Colliers International’s annual report shows growth plans for the Scottsdale Airpark commercial real estate market while undergoing transitions as plans are underway for the airport.
Jim Keeley, founding partner of Colliers International’s Scottsdale ofﬁce, released his annual Greater Scottsdale Airpark 2030 Report for last year. The 2030 Report, ﬁrst published in 1989 as the 2010 Report, provides a current and historical perspective on economic activity, growth and trends for the Greater Scottsdale Airpark, according to a press release.
“This past year brought an overall fresh attitude to the airpark that embraces innovation, live/work/play and the transition to a millennial workforce,” said Keeley, SIOR, CCIM, in a prepared statement.
“The newly built ‘Sneaky Big Studios’ and the inﬂux of technology companies are creating a dynamic, new energy to the area.”
Among the biggest changes in the airpark was the city’s agreement to tear down the airport terminal and renovate with two new hangars and an updated terminal.
“This modernization of facilities will ensure that the Scottsdale Airpark will remain a destination of choice for private and corporate aviation,” Mr. Keeley added.
The recession cycle allowed the City of Scottsdale time to implement other new transportation decisions, including roundabouts on Hayden Road and Raintree Road.
These improvements will also solidify the future of the airpark as a thriving business hub, the release said.

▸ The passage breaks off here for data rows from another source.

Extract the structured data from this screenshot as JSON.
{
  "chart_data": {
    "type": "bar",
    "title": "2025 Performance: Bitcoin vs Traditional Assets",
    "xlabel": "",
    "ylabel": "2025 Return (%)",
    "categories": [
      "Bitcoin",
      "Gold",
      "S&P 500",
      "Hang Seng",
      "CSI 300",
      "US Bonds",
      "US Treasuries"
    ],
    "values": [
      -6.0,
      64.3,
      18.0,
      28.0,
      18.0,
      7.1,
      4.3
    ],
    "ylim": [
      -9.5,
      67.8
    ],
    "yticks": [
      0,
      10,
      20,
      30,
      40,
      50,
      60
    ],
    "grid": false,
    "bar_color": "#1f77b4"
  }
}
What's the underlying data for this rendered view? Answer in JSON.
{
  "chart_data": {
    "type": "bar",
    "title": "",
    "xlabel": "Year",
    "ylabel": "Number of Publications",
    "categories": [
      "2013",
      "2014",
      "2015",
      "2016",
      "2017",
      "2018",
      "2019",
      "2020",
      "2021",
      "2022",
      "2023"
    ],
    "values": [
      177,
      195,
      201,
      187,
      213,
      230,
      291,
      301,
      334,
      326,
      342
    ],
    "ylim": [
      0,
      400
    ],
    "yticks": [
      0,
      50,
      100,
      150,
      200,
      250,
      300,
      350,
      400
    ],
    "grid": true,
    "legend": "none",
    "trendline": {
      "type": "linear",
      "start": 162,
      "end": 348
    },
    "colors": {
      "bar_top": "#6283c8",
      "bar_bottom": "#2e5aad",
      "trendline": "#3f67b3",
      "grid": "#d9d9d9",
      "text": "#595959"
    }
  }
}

“This real estate cycle is quite different from those of the past 50 years,” Mr. Keeley said. “We have far less vacant space because of job growth which has driven up the price of buildings. For the ﬁrst time in Arizona’s economic history, this growth in employment was not driven by residential construction.” According to the report, residential construction is expected to improve in upcoming years, which will increase commercial and industrial property values.
“We have experienced very little construction in the past seven years and our inventory has been absorbed by schools, insurance companies, ﬁnancial institutions, churches and other users. Signiﬁcant absorption and low vacancy has driven up rental rates, which we anticipate continuing,” noted Mr. Keeley.
The airpark posted a year-end 2016 vacancy rate of just 10.3 percent, the lowest since 2006. Approximately 3,075 companies operate in the area, employing more than 56,000 people, the release said. Approximately 38 percent of the commercial space in the airpark is ofﬁce buildings and another 27 percent is industrial/ﬂex facilities.
“The Airpark continues to attract leading companies, either with their headquarters or subsidiaries,” said Mr. Keeley. “It has been reported that eight billionaires operate in the Greater Scottsdale Airpark.”
A number of sizable transactions took place in or near the airpark in 2016. Optima Kierland, a 12-story, 220-unit residential project is under development. The 202-unit Sunset Commons apartment community is underway and residents will take occupancy in 2017. Additionally, Bahia Drive will be the future home of an exciting three-story live/work condo community called Soho, the release added. On the retail side, Potato Barn opened its new furniture showroom on the Loop 101 freeway.
The ofﬁce market received some very noteworthy deals in 2016. Scottsdale Quarter opened its new six-story ofﬁce building and is expected to lease up quickly with the highest rents in the Airpark. YAM Holdings moved to a new 60,000-square-foot modern headquarters building. Van Trust Real Estate relocated its corporate headquarters from Phoenix to the Greater Airpark Perimeter Center.
According to the Colliers report, the airpark can look forward to an exciting 2017 as the Live/Work/Play evolution will birth more than 800 new apartment and condo owners residing in the area. A group of Airpark stakeholders want to “brand” the airpark employment base with the area expected to attract more aerospace, defense and technology focused companies.